Здесь не место рассказывать о ней. Это было бы несправедливо по отношению к Пипушу, который заслуживает отдельной повести. Поэтому обойду молчанием историю этой войны и сказку только, что к весне мы, люди, стали до того ручными, что воробьям ничего не оставалось желать. Одна только Катерина еще кое-как держалась, отстаивая свою независимость от воробьев. Она сопротивлялась им как могла. Но мы с Крисей? Пичужку делали с нами все, что хотели. Бесхвостый научил их, что все наше добро на самом деле принадлежит не нам, а воробьям. Когда мы на веранде обедали или завтракали, нам приходилось очень спешить и следить за каждым куском, оставленным на столе, потому что воробьи тащили все что угодно прямо из-под рук.

Бесхвостый распоряжался на террасе, как будто нас вообще не существовало. Стоило ему услышать звон посуды, он кричал:

«Внимание! Чир, чир, чир! Сейчас подадут кушанье! Внимание! Помните, что, хотя мы не можем запретить людям есть при нас, объедаться им не полагается!»

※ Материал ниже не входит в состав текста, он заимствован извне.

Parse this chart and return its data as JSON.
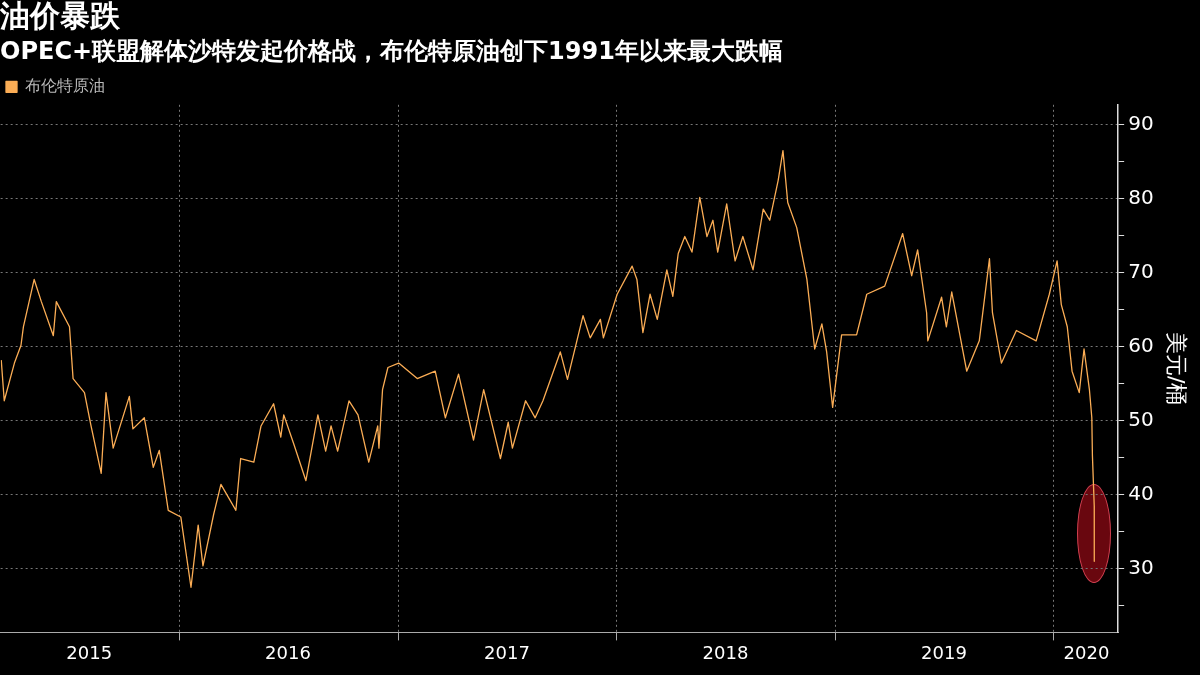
{
  "chart_data": {
    "type": "line",
    "title": "油价暴跌",
    "subtitle": "OPEC+联盟解体沙特发起价格战，布伦特原油创下1991年以来最大跌幅",
    "ylabel": "美元/桶",
    "x": [
      "2015-03-10",
      "2015-03-15",
      "2015-04-01",
      "2015-04-12",
      "2015-04-16",
      "2015-05-04",
      "2015-05-16",
      "2015-06-05",
      "2015-06-10",
      "2015-07-02",
      "2015-07-08",
      "2015-07-27",
      "2015-08-07",
      "2015-08-24",
      "2015-09-01",
      "2015-09-13",
      "2015-10-10",
      "2015-10-16",
      "2015-11-04",
      "2015-11-19",
      "2015-11-29",
      "2015-12-14",
      "2016-01-04",
      "2016-01-21",
      "2016-02-02",
      "2016-02-10",
      "2016-02-28",
      "2016-03-11",
      "2016-04-05",
      "2016-04-13",
      "2016-05-05",
      "2016-05-17",
      "2016-06-07",
      "2016-06-19",
      "2016-06-24",
      "2016-07-11",
      "2016-07-31",
      "2016-08-20",
      "2016-09-02",
      "2016-09-11",
      "2016-09-22",
      "2016-10-11",
      "2016-10-26",
      "2016-11-13",
      "2016-11-28",
      "2016-11-30",
      "2016-12-06",
      "2016-12-15",
      "2017-01-02",
      "2017-02-02",
      "2017-03-04",
      "2017-03-21",
      "2017-04-12",
      "2017-05-07",
      "2017-05-24",
      "2017-06-21",
      "2017-07-04",
      "2017-07-11",
      "2017-08-02",
      "2017-08-18",
      "2017-08-31",
      "2017-09-29",
      "2017-10-11",
      "2017-11-06",
      "2017-11-18",
      "2017-12-05",
      "2017-12-10",
      "2018-01-02",
      "2018-01-27",
      "2018-02-04",
      "2018-02-14",
      "2018-02-26",
      "2018-03-10",
      "2018-03-26",
      "2018-04-05",
      "2018-04-14",
      "2018-04-25",
      "2018-05-07",
      "2018-05-20",
      "2018-06-01",
      "2018-06-11",
      "2018-06-19",
      "2018-07-04",
      "2018-07-18",
      "2018-07-31",
      "2018-08-17",
      "2018-09-03",
      "2018-09-14",
      "2018-09-28",
      "2018-10-06",
      "2018-10-14",
      "2018-10-29",
      "2018-11-15",
      "2018-11-28",
      "2018-12-10",
      "2018-12-18",
      "2018-12-28",
      "2019-01-12",
      "2019-02-06",
      "2019-02-23",
      "2019-03-25",
      "2019-04-24",
      "2019-05-09",
      "2019-05-19",
      "2019-06-03",
      "2019-06-05",
      "2019-06-28",
      "2019-07-06",
      "2019-07-15",
      "2019-08-09",
      "2019-08-30",
      "2019-09-16",
      "2019-09-21",
      "2019-10-06",
      "2019-10-31",
      "2019-12-03",
      "2019-12-25",
      "2020-01-07",
      "2020-01-14",
      "2020-01-24",
      "2020-02-01",
      "2020-02-13",
      "2020-02-21",
      "2020-03-01",
      "2020-03-05",
      "2020-03-06",
      "2020-03-09T01:00",
      "2020-03-09T02:00",
      "2020-03-09T03:00"
    ],
    "series": [
      {
        "name": "布伦特原油",
        "color": "#fbad55",
        "values": [
          58.2,
          52.7,
          57.8,
          60.2,
          62.7,
          69.1,
          66.1,
          61.5,
          66.1,
          62.7,
          55.7,
          53.8,
          49.3,
          42.9,
          53.8,
          46.3,
          53.3,
          48.9,
          50.4,
          43.7,
          46.0,
          37.9,
          37.0,
          27.5,
          35.9,
          30.4,
          37.4,
          41.4,
          37.9,
          44.9,
          44.4,
          49.3,
          52.3,
          47.8,
          50.8,
          46.8,
          41.9,
          50.8,
          45.9,
          49.3,
          45.9,
          52.7,
          50.8,
          44.4,
          49.3,
          46.3,
          54.2,
          57.2,
          57.8,
          55.7,
          56.7,
          50.4,
          56.3,
          47.4,
          54.2,
          44.9,
          49.8,
          46.3,
          52.7,
          50.4,
          52.7,
          59.3,
          55.6,
          64.2,
          61.2,
          63.7,
          61.2,
          67.1,
          70.9,
          69.1,
          61.9,
          67.1,
          63.7,
          70.4,
          66.8,
          72.6,
          74.9,
          72.8,
          80.2,
          74.9,
          77.1,
          72.8,
          79.3,
          71.6,
          74.9,
          70.4,
          78.6,
          77.1,
          82.5,
          86.5,
          79.5,
          76.1,
          69.1,
          59.7,
          63.1,
          59.3,
          51.8,
          61.6,
          61.6,
          67.1,
          68.2,
          75.3,
          69.6,
          73.1,
          64.6,
          60.8,
          66.7,
          62.7,
          67.4,
          56.7,
          60.8,
          71.9,
          64.6,
          57.8,
          62.2,
          60.8,
          67.1,
          71.6,
          65.7,
          62.7,
          56.7,
          53.8,
          59.7,
          54.2,
          50.4,
          45.3,
          38.5,
          31.0,
          36.4
        ]
      }
    ],
    "xlim": [
      "2015-03-09",
      "2020-04-18"
    ],
    "xticks": [
      {
        "value": "2015-08-04",
        "label": "2015"
      },
      {
        "value": "2016-01-01",
        "label": null
      },
      {
        "value": "2016-07-01",
        "label": "2016"
      },
      {
        "value": "2017-01-01",
        "label": null
      },
      {
        "value": "2017-07-02",
        "label": "2017"
      },
      {
        "value": "2018-01-01",
        "label": null
      },
      {
        "value": "2018-07-02",
        "label": "2018"
      },
      {
        "value": "2019-01-01",
        "label": null
      },
      {
        "value": "2019-07-02",
        "label": "2019"
      },
      {
        "value": "2020-01-01",
        "label": null
      },
      {
        "value": "2020-02-25",
        "label": "2020"
      }
    ],
    "ylim": [
      21.4,
      92.7
    ],
    "yticks": [
      {
        "value": 25,
        "label": null
      },
      30,
      {
        "value": 35,
        "label": null
      },
      40,
      {
        "value": 45,
        "label": null
      },
      50,
      {
        "value": 55,
        "label": null
      },
      60,
      {
        "value": 65,
        "label": null
      },
      70,
      {
        "value": 75,
        "label": null
      },
      80,
      {
        "value": 85,
        "label": null
      },
      90
    ],
    "grid": true,
    "legend": "top left"
  }
}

И в ту же самую минуту туча воробьев рассаживалась на окнах террасы. Они ждали. Стоило только появиться чему-нибудь съедобному на столе — они тут как тут! И хватали все, что могли проглотить! Они даже обижались, когда кто-нибудь из нас осмеливался, скажем, протянуть руку к булке, которую они считали своей.

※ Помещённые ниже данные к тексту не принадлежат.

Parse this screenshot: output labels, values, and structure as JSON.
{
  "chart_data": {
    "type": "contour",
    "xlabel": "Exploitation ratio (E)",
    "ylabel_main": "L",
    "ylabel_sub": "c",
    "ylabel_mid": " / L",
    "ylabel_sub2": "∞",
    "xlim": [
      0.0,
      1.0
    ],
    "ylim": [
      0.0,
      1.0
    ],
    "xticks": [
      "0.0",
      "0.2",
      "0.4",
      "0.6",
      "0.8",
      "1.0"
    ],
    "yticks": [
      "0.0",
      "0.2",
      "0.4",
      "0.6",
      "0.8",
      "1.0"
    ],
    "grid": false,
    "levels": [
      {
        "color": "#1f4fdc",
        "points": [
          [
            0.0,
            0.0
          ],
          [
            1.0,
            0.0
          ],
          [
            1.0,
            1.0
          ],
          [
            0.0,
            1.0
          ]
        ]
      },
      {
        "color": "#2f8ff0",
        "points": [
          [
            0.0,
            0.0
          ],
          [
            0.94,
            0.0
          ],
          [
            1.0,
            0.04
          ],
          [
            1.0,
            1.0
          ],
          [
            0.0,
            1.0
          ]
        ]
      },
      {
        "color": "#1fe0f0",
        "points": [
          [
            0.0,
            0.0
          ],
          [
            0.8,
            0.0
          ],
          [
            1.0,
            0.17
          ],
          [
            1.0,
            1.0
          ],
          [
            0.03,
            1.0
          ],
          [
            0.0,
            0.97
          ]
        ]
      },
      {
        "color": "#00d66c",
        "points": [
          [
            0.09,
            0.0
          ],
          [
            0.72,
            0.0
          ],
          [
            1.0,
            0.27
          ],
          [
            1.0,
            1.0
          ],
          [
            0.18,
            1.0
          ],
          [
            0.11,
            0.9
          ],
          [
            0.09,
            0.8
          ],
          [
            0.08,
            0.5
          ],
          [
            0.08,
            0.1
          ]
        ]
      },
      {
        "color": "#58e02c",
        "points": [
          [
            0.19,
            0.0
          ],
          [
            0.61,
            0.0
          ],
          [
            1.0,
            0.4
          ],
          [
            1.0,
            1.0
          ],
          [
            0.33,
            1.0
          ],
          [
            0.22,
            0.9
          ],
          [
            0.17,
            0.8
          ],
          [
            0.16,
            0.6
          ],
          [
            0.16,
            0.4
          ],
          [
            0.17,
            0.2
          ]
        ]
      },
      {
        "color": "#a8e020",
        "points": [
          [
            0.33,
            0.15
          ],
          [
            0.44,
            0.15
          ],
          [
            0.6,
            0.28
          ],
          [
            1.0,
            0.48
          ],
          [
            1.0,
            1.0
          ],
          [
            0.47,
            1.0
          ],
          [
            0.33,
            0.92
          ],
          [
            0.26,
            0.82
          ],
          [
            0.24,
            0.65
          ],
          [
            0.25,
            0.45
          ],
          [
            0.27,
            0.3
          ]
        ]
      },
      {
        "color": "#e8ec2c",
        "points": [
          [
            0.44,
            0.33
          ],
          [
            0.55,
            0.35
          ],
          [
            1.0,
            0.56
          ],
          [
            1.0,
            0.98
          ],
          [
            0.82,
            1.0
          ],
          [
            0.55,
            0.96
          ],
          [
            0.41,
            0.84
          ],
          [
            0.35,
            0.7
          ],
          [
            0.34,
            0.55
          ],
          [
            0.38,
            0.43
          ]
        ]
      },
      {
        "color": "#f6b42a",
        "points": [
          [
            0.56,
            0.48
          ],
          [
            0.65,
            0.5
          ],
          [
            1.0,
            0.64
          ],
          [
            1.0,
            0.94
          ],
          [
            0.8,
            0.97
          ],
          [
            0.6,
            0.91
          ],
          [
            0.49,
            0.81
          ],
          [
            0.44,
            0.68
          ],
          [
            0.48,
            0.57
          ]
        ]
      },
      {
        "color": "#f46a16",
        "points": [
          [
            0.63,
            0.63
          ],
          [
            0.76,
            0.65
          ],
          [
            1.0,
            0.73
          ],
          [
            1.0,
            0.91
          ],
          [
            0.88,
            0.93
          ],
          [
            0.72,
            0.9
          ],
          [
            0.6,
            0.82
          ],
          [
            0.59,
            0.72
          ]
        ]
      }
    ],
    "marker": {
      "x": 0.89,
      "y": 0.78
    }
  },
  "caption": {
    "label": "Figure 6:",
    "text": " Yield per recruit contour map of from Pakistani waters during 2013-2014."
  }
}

Как-то у меня вышел острый конфликт с одной воробьихой из-за кусочка печенья. Она выхватила его у меня из-под рук. Но кусок был слишком тяжел для того, чтобы она с ним могла упорхнуть. Она тащила его по столу. Дотащила до края. Печенье упало на пол. Я вижу, как она барахтается со своей добычей на полу, и наклоняюсь, чтобы ей помочь. А воробьиха бросилась на меня с разинутым клювом!

«Чего пристаешь? — сердито чирикнула она. — Твое, что ли, печенье? Не трогай! Я тебя не просила помогать! Добрый какой нашелся!»

Что тут было делать? Приходилось покориться превосходящей силе, раз уж было решено доказать воробьям, что может существовать «совершенно ручной человек», правда?